Калмыков сполз с края ложка вниз, стер грязной рукой лицо.
— Значит, так, Гриня, — в голосе его вновь улавливались злые нотки и голос получился надтреснутым, словно после затяжной пьянки, — бери медвежонка, кидай его себе на закорки и тащи домой. Вдруг выживет?
— А чего ему не выжить? Выживет… Вот только как с охотой? А? — жалобно спросил Куренев. — Без добычи домой придется возвращаться?
— Вернемся без добычи, Гриня, ничего страшного. На охоту мы можем сходить и завтра и послезавтра. А медвежонка через пару часов может и не быть — сгорит.

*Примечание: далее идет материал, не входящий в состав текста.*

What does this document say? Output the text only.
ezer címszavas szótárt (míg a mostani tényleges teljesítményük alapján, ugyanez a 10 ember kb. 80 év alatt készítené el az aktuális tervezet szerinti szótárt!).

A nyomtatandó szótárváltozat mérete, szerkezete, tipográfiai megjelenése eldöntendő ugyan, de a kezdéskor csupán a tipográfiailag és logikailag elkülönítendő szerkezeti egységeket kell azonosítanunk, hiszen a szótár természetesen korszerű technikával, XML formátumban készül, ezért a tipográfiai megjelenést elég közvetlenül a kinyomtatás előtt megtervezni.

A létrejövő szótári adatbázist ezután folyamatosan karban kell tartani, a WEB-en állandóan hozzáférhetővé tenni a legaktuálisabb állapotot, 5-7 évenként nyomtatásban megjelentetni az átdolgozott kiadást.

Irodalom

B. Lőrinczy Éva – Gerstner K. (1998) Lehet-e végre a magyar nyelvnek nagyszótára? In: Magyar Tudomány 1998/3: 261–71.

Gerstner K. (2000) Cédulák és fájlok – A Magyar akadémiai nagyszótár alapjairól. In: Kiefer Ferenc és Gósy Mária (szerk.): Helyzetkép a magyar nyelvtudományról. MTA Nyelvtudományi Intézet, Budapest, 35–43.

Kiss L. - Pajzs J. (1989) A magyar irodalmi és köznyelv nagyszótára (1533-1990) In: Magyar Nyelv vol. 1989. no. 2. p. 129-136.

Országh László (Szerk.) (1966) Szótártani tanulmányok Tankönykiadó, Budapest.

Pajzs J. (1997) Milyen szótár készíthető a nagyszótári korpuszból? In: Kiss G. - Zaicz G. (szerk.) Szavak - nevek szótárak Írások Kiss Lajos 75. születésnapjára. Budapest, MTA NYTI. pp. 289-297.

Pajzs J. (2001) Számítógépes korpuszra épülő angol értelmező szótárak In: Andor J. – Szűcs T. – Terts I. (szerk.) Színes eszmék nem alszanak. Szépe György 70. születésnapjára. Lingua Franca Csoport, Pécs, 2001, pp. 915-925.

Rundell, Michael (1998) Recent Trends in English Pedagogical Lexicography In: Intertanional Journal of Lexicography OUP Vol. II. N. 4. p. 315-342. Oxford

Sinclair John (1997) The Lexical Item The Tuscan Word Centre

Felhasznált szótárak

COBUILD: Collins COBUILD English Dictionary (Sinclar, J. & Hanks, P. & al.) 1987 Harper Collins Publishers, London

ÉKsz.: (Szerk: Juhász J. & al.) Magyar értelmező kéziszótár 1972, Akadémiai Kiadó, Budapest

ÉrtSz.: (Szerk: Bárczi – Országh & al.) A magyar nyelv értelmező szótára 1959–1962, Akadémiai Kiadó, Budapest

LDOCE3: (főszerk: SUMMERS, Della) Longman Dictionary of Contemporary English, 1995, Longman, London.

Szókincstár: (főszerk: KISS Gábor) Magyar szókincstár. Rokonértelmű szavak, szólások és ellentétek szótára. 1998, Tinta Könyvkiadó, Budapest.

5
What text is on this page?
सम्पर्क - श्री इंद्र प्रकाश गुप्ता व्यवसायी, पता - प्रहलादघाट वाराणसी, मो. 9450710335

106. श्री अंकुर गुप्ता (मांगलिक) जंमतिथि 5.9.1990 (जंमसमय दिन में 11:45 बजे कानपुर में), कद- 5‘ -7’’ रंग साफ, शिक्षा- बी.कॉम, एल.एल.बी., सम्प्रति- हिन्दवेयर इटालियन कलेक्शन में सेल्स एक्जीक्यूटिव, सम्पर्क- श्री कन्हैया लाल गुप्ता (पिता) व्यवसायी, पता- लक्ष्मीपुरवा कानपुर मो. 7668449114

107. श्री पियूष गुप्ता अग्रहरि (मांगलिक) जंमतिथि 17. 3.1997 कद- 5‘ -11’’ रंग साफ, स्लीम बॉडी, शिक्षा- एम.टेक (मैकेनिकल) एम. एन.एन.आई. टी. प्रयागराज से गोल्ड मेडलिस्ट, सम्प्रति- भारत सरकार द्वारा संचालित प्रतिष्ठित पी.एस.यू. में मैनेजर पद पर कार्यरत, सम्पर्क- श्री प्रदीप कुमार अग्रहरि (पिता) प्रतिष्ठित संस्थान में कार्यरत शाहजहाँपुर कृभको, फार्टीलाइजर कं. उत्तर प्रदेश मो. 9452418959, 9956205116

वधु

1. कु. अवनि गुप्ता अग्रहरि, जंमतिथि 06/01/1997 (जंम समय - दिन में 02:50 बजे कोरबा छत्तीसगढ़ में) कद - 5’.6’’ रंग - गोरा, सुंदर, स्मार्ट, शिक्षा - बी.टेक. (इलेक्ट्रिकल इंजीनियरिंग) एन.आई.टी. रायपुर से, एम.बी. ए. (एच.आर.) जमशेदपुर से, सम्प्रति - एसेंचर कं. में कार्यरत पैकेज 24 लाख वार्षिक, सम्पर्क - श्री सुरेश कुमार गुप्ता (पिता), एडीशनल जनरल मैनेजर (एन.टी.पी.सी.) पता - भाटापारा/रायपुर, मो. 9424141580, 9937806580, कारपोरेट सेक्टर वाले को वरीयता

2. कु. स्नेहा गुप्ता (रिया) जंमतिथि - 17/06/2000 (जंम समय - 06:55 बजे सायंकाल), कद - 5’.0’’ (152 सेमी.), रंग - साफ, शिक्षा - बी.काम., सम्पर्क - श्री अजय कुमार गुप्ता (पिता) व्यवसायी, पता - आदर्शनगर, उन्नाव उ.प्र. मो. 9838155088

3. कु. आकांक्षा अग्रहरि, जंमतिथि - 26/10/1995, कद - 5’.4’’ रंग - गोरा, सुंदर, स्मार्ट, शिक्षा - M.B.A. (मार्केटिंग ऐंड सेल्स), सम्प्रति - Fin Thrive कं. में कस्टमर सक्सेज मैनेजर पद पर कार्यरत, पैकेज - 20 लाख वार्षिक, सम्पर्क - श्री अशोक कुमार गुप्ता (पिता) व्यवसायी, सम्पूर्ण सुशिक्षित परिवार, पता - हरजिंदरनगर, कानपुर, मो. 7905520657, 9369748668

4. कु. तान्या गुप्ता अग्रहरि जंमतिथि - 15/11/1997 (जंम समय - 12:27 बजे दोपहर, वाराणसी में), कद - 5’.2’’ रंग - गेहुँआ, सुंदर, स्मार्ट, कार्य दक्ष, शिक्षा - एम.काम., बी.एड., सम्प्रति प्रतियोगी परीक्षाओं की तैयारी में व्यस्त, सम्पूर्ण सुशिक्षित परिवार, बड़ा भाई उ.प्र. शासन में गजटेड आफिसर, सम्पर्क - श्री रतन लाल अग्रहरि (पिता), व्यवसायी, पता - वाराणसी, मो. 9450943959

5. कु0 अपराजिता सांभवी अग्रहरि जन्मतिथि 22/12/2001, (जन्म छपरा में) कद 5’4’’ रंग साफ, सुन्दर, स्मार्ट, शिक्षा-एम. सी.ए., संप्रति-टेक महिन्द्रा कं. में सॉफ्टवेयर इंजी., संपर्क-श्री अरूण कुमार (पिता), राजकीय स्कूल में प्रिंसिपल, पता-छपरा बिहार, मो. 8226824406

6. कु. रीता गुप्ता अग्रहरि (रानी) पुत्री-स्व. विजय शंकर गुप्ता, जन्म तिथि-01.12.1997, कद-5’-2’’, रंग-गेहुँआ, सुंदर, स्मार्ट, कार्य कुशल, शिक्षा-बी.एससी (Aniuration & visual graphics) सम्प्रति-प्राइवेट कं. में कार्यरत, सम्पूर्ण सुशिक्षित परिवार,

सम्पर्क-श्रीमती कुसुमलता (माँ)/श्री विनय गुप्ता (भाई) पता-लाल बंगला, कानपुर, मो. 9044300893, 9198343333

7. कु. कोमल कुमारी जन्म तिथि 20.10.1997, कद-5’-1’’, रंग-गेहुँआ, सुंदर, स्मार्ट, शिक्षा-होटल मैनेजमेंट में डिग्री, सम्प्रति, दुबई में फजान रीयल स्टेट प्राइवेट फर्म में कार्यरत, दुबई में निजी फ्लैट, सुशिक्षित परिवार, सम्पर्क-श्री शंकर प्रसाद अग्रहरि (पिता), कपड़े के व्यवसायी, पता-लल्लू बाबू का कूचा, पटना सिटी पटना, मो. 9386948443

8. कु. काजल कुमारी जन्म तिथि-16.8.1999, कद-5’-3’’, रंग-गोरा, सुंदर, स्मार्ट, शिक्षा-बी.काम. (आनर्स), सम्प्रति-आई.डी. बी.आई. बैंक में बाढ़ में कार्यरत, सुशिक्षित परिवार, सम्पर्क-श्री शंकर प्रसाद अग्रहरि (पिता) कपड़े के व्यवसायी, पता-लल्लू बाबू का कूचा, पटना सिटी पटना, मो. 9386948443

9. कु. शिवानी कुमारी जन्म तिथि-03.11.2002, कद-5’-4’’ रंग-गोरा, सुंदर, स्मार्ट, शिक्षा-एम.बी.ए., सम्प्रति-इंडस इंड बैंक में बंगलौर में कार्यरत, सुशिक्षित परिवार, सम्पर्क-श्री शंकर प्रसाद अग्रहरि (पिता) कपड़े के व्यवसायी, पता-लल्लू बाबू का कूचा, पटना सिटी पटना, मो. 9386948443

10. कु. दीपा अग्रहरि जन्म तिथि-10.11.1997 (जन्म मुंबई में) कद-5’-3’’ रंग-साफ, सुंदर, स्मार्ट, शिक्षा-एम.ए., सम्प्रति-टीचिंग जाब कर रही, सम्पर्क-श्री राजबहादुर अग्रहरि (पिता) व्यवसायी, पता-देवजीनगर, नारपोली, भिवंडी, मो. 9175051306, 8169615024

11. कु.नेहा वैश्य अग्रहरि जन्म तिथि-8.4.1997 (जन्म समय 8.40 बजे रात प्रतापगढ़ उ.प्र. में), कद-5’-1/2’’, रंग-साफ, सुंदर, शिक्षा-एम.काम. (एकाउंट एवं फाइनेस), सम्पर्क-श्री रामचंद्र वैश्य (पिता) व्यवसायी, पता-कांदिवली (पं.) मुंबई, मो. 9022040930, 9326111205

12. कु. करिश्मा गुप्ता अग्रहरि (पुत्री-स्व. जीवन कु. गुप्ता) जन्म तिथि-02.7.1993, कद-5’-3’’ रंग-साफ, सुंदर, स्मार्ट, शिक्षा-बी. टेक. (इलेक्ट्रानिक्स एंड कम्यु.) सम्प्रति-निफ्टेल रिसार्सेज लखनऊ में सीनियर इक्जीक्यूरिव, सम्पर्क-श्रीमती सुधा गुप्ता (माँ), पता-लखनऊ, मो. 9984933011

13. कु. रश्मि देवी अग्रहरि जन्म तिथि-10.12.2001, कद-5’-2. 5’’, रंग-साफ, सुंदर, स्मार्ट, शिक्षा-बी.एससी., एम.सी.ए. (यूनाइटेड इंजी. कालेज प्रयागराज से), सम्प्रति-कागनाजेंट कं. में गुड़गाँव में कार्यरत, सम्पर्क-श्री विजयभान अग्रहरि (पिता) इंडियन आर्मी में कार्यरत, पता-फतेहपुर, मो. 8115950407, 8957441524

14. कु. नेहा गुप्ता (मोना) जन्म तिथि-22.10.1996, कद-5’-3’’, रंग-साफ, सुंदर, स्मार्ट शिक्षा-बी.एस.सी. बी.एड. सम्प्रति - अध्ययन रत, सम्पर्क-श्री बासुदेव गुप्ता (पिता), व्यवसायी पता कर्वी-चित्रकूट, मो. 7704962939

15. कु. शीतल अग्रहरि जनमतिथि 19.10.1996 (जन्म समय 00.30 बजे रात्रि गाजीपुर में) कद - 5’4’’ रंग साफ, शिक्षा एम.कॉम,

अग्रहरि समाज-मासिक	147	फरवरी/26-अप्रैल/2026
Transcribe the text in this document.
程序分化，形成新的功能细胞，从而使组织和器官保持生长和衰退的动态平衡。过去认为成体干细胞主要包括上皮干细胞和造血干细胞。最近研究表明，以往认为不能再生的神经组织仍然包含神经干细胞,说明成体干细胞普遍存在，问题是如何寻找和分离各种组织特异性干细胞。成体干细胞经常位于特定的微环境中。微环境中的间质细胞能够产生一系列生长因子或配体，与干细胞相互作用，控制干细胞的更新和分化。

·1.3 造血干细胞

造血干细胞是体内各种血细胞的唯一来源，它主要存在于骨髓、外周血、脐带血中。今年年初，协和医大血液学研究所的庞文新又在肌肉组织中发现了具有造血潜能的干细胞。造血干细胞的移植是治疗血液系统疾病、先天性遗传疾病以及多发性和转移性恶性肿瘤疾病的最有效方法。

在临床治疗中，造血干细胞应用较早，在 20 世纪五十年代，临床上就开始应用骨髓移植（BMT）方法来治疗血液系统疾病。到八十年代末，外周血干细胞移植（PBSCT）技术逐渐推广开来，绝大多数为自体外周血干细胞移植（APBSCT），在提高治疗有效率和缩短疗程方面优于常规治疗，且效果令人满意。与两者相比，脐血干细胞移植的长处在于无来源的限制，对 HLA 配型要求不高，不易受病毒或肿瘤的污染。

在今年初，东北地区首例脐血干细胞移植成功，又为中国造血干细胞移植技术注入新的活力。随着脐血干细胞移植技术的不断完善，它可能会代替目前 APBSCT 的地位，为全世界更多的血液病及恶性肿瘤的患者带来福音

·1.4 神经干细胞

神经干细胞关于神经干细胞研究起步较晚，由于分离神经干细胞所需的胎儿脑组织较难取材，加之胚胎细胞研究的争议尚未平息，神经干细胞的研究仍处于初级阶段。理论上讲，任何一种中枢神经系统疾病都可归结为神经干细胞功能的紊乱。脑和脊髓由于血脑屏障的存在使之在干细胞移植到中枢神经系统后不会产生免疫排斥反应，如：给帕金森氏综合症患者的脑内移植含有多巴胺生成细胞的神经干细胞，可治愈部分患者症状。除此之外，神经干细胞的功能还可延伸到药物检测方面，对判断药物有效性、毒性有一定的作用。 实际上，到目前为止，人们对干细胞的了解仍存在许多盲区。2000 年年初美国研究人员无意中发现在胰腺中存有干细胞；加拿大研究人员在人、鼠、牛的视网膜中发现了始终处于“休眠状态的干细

— Выживет, Иван Павлыч, раз нас дождался. Я ему сейчас раны целебной жеваниной залеплю, травами… Раз до сих пор не погиб — дальше не погибнет'… Не дадим погибнуть. А вы, Иван Павлыч, как же, куда вы?
— Я попробую догнать китайцев, — Калмыков резким ударом кулака опечатал воздух, — догнать и наказать их. Такие вещи оставлять безнаказанными нельзя, — он подхватил карабин, махом, в два прыжка, одолел ложок. В один прыжок очутился наверху и врезался в высокие, размякшие от жары серые кусты, сбил с них целое облако прозрачной липкой тли и исчез в зарослях.
Куренев выскочил было следом, также врубился в кусты, но остановился — он даже не увидел, в какую сторону ушел Калмыков, — был слышен лишь шум, будто по чаще катился невесомый ветер, пригибал кусты к земле и растворялся в пространстве. Куренев ногой раздвинул куст, увидел у корней растение с длинными узкими листьями, сорвал его, потом нашел несколько стеблей, также сорвал…
Внизу, в ложке, он торопливо разжевал растение, превращая его в тюрю, сделал одну небольшую лепешку, наложил на правую переднюю лапу медвежонка, из заплечного мешка выдернул холстину, в которую был завернут хлеб, разорвал ее. Куском холстины, как бинтом, обмотал мишке лапу.
— Потерпи немного, браток, — пробормотал, передергивая плечами, жалко было медвежонка, — потерпи… Сейчас легче будет, боль пройдет. Лапы, конечно, не вернешь, но боли не будет.